Em Bogotá, o número de 12,8 homicídios por 100 mil habitantes, semelhante ao de Medellín, é próximo ao do Uruguai ou do Panamá e inferior ao da Guatemala e do próprio Brasil.

A Colômbia, então, deixou de ser um dos países mais violentos da América Latina. A violência diminuiu principalmente nas grandes cidades.

No entanto, na Colômbia é possível ver medidas que refletem um sentimento forte de insegurança, marcado por uma história traumática e, também, por uma enorme indústria de segurança particular.

·         ‘A guerra acabou, mas o crime não’

É difícil saber quais destas medidas são exclusivas da Colômbia. A segurança pública é um problema em toda a América Latina e as soluções têm sido, em geral, as mesmas.

Cães de guarda e antiexplosivos, que nos casos de shopping centers vivem e dormem no mesmo prédio há anos, surgiram nas décadas de 80 e 90, quando as bombas dos traficantes de drogas, primeiro, e depois dos guerrilheiros, tornaram-se relativamente comuns nas cidades.

Cães de guarda também são comuns no México.

Em 2019, naquele país, foi oficializada e regulamentada a presença de soldados nas ruas para combater o crime. Na Colômbia isso ocorreu na década de 1970, em meio a uma onda de decretos presidenciais de emergência denominados “estado de sítio.”

Há também o exemplo da segurança privada, indústria que tanto no México como na Colômbia representam 1,5% do PIB e são as maiores da região, embora estes números não incluam a segurança privada informal, que pode ser tão grande ou maior que o mercado regularizado.

A indústria, em todo caso, conta com 800 empresas e 400 mil funcionários na Colômbia: seguranças, escoltas, motoristas, treinadores. É um quarto dos funcionários da Polícia Nacional.

José Rivera é dirigente sindical da empresa Fortox, uma das maiores do setor. Ex-militar, trabalha como segurança há 27 anos. Para ele, as medidas são justificadas.

“A guerra acabou, mas o crime não, e o crime também é prejudicial”, diz ele. “Não vejo problema em, por exemplo, ao entrar em um prédio, a pessoa ter de passar por uma revista, com o documento de identidade e registro”.

Na Colômbia é comum que para entrar em um prédio seja necessário se registrar junto a um segurança - isso acontece em muitas cidades do Brasil, também.
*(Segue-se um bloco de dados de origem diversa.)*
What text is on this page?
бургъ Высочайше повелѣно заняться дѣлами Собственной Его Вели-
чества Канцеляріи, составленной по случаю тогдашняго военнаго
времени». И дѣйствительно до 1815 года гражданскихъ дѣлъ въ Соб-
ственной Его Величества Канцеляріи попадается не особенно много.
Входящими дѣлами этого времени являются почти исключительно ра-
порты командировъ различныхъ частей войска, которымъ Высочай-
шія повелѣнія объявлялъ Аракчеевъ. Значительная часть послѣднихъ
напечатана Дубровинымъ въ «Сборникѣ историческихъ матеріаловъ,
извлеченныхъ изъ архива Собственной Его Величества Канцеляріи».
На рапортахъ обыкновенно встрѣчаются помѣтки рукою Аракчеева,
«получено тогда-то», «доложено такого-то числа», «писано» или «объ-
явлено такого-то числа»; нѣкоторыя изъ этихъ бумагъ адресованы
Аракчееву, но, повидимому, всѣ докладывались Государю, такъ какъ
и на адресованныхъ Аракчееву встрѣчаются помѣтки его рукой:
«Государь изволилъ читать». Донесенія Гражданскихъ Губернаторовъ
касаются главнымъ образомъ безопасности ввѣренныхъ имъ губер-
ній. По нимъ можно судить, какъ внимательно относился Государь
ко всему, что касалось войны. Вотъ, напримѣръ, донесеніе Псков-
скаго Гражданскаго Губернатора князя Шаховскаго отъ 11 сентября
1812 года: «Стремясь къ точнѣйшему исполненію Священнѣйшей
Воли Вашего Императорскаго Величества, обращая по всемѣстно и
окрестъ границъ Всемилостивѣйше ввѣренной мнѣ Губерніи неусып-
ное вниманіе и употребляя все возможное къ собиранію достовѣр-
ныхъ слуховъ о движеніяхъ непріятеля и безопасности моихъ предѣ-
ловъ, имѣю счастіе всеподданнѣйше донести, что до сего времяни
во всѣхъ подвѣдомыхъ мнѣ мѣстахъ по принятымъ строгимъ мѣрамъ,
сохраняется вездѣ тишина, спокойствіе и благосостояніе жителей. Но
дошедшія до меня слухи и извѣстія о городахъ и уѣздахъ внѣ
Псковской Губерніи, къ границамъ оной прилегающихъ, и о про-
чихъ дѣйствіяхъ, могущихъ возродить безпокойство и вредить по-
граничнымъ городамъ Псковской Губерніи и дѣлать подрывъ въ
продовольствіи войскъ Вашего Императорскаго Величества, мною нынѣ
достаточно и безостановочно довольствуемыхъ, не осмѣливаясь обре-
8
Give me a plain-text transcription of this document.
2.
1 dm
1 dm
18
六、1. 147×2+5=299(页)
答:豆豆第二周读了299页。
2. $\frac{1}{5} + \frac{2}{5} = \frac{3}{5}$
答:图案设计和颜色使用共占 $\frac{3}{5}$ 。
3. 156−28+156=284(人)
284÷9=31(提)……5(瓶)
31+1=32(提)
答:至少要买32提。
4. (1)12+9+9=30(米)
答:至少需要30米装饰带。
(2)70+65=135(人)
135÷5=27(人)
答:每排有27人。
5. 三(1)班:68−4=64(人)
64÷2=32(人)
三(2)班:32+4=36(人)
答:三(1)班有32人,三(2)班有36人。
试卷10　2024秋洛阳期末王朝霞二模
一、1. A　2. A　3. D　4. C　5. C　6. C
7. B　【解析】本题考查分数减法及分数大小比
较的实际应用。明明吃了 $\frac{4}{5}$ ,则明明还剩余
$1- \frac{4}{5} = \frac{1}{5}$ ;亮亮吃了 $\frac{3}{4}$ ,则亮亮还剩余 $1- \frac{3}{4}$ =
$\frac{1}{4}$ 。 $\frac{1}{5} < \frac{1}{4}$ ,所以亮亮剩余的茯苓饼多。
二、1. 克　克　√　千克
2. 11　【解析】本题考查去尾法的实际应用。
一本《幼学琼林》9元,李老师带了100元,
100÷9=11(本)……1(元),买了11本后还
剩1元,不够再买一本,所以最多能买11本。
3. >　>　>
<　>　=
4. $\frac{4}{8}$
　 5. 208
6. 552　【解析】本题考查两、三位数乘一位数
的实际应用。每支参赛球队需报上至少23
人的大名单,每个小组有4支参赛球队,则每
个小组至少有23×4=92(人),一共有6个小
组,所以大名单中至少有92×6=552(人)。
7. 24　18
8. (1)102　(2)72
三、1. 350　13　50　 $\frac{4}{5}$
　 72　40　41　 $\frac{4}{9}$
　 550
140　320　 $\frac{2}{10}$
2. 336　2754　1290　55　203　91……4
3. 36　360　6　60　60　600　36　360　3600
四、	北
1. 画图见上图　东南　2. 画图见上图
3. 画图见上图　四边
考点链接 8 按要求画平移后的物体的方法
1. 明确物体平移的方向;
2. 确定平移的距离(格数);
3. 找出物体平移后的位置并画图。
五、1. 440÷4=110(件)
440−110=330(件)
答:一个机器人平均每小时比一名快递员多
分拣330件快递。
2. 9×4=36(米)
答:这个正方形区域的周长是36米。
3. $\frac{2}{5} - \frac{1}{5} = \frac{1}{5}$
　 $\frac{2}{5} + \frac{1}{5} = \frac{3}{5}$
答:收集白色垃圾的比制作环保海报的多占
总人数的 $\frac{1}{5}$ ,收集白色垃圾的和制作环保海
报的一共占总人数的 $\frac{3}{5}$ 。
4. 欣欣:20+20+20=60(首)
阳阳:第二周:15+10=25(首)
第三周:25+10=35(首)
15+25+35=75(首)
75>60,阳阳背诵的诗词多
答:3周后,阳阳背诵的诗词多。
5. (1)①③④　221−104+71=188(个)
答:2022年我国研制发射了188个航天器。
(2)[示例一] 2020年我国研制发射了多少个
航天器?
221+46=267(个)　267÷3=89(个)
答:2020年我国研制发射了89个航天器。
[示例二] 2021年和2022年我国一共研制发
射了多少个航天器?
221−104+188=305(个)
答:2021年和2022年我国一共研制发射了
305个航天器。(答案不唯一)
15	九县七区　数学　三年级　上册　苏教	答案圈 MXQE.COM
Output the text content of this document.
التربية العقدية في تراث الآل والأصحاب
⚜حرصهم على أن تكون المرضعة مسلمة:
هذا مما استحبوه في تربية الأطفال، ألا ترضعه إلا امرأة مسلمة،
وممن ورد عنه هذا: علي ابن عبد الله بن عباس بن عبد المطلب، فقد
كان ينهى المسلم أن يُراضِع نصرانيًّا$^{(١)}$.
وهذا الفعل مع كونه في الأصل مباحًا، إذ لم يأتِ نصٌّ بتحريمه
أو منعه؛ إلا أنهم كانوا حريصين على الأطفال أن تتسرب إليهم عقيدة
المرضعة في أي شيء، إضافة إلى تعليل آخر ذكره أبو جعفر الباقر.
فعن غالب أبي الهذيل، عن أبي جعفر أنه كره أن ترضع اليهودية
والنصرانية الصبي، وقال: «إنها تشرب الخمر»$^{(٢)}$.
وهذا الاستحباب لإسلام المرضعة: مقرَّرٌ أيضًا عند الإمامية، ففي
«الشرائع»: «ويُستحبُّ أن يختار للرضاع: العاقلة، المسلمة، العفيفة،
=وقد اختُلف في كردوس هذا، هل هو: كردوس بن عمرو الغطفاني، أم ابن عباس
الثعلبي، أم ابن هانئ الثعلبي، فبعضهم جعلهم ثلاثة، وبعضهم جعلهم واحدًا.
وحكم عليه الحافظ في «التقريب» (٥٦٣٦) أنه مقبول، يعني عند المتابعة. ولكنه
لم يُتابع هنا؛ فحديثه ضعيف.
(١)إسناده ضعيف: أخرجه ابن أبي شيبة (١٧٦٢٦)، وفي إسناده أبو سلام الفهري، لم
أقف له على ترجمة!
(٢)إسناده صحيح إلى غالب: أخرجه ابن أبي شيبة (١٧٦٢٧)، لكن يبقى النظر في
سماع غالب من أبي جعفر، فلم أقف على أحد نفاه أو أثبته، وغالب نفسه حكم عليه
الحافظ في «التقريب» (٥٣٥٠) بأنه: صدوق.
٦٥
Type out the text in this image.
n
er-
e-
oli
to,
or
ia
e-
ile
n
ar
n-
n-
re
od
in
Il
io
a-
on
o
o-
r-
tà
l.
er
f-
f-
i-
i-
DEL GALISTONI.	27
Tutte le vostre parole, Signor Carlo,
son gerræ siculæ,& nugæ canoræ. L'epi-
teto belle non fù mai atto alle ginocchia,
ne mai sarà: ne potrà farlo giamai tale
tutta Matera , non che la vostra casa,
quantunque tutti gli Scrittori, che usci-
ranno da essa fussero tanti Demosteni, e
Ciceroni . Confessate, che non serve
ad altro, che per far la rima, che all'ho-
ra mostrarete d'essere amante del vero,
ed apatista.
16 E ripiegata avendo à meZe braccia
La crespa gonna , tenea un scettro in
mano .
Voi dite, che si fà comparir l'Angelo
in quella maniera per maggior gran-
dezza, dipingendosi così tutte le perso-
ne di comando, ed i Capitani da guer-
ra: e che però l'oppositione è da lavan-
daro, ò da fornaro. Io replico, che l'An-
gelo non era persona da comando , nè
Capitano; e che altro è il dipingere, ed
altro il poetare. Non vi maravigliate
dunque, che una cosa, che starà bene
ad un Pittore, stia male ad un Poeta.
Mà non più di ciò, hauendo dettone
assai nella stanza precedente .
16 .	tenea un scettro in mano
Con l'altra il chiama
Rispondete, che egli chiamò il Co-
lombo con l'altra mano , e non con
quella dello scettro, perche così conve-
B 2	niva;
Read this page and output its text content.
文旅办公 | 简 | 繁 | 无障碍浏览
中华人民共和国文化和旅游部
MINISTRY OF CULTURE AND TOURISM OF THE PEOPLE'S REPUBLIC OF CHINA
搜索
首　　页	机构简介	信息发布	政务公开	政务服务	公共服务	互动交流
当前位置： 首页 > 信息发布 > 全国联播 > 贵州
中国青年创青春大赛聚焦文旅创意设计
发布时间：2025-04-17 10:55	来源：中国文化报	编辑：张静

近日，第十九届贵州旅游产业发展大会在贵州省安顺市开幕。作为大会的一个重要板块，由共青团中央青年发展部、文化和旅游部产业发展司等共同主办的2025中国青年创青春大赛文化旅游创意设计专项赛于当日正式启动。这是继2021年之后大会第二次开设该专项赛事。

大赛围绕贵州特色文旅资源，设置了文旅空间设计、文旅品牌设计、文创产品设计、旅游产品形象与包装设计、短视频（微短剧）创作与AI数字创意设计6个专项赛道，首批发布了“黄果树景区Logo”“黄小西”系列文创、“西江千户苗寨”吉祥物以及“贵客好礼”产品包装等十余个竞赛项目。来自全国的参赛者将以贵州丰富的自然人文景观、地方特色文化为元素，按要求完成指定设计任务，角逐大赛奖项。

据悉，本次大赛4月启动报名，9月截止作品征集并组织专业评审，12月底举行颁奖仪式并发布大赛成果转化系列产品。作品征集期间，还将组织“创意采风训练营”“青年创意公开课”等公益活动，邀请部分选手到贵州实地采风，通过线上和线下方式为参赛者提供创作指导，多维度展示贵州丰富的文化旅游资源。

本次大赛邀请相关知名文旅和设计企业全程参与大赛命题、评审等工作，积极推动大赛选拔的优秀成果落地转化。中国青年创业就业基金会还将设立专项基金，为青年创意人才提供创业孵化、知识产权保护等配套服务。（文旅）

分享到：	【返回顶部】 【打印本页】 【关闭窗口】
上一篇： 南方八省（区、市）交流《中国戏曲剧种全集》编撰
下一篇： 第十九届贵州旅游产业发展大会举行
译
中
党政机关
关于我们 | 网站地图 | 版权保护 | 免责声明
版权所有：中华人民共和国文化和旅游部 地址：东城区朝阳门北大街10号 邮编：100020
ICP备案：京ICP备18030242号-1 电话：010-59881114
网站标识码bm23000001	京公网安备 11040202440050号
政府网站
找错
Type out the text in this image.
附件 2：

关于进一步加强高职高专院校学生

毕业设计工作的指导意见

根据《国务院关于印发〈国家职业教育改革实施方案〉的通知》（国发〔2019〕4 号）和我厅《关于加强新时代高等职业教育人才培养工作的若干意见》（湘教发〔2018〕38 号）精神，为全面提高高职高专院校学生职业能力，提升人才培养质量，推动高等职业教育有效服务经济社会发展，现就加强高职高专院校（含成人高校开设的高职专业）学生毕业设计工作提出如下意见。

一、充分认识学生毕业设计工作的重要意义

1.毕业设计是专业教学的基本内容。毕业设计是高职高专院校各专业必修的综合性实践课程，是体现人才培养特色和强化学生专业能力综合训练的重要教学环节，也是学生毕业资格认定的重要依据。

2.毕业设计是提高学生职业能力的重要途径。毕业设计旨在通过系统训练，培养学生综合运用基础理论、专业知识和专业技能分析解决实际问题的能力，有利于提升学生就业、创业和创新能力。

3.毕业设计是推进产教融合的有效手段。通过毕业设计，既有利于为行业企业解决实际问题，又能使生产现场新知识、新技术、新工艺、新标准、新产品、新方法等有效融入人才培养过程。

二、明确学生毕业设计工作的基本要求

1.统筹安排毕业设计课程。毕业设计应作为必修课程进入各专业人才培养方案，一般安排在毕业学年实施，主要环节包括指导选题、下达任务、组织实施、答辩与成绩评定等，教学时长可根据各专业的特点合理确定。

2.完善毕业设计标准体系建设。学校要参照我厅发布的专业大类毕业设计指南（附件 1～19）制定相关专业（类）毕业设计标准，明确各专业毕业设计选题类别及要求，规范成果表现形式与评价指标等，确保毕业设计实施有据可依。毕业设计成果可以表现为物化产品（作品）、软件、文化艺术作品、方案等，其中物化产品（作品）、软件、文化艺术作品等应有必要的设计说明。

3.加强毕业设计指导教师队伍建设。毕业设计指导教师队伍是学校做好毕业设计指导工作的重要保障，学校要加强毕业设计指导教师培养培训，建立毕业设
O procedimento é comum em edifícios de escritórios, universidades e edifícios residenciais.

Mas nada é mais difícil do que entrar como visitante em condomínios residenciais fechados, fenômeno que o arquiteto e urbanista Fernando de la Carrera considera o produto mais “transcendental desta sociedade do medo”.

Eles cresceram em áreas ricas e pobres das cidades, especialmente em Bogotá. E incluem diversas torres cercadas por bares, tudo monitorado por câmeras em todas as esquinas. Esses locais são vigiados por seguranças e cães de guarda e ocupam blocos inteiros.

Por volta de 40% dos 9 milhões de habitantes de Bogotá vivem em um condomínio fechado. Só Ciudad Verde, bairro de condomínios na zona sul, moram 200 mil pessoas - é uma cidade privada.

“O sucesso do modelo de condomínio fechado é alimentado pelo medo. Seu crescimento coincide com o aumento da violência que tomou conta do país a partir da década de 1980”, escreve De la Carrera em Rejalópolis, um estudo que publicou com a Universidade dos Andes.

“O medo nos levou a sacrificar o espaço público e as interações sociais e econômicas que ele gera”, afirma. “A segregação espacial que motiva os complexos fechados aumenta o sentimento de medo, de isolamento e fomenta mais do mesmo: desconfiança, insegurança, mais medo e mais grades”, diz De la Carrera.

Mas medidas extremas de segurança não falam apenas de um presente violento, mas também de um passado revivido cada vez que ocorre um acontecimento violento. Ou seja, o passado é sentido no presente.

·         Acompanhantes e Toyotas

A Unidade de Proteção Nacional (UNP, na sigla em espanhol) é a organização estatal responsável pela segurança dos colombianos em risco de serem assassinados: funcionários públicos, congressistas, líderes camponeses e uma longa lista de comunidades vulneráveis.

A entidade conta com cerca de 2 mil guarda-costas e outros 8 mil terceirizados de empresas de segurança privada, além de caminhões e armas.

Cerca de 10 mil guarda-costas no país é um número semelhante ao que é relatado pelo Serviço de Proteção Federal, órgão semelhante no México, um país com o dobro do tamanho da Colômbia.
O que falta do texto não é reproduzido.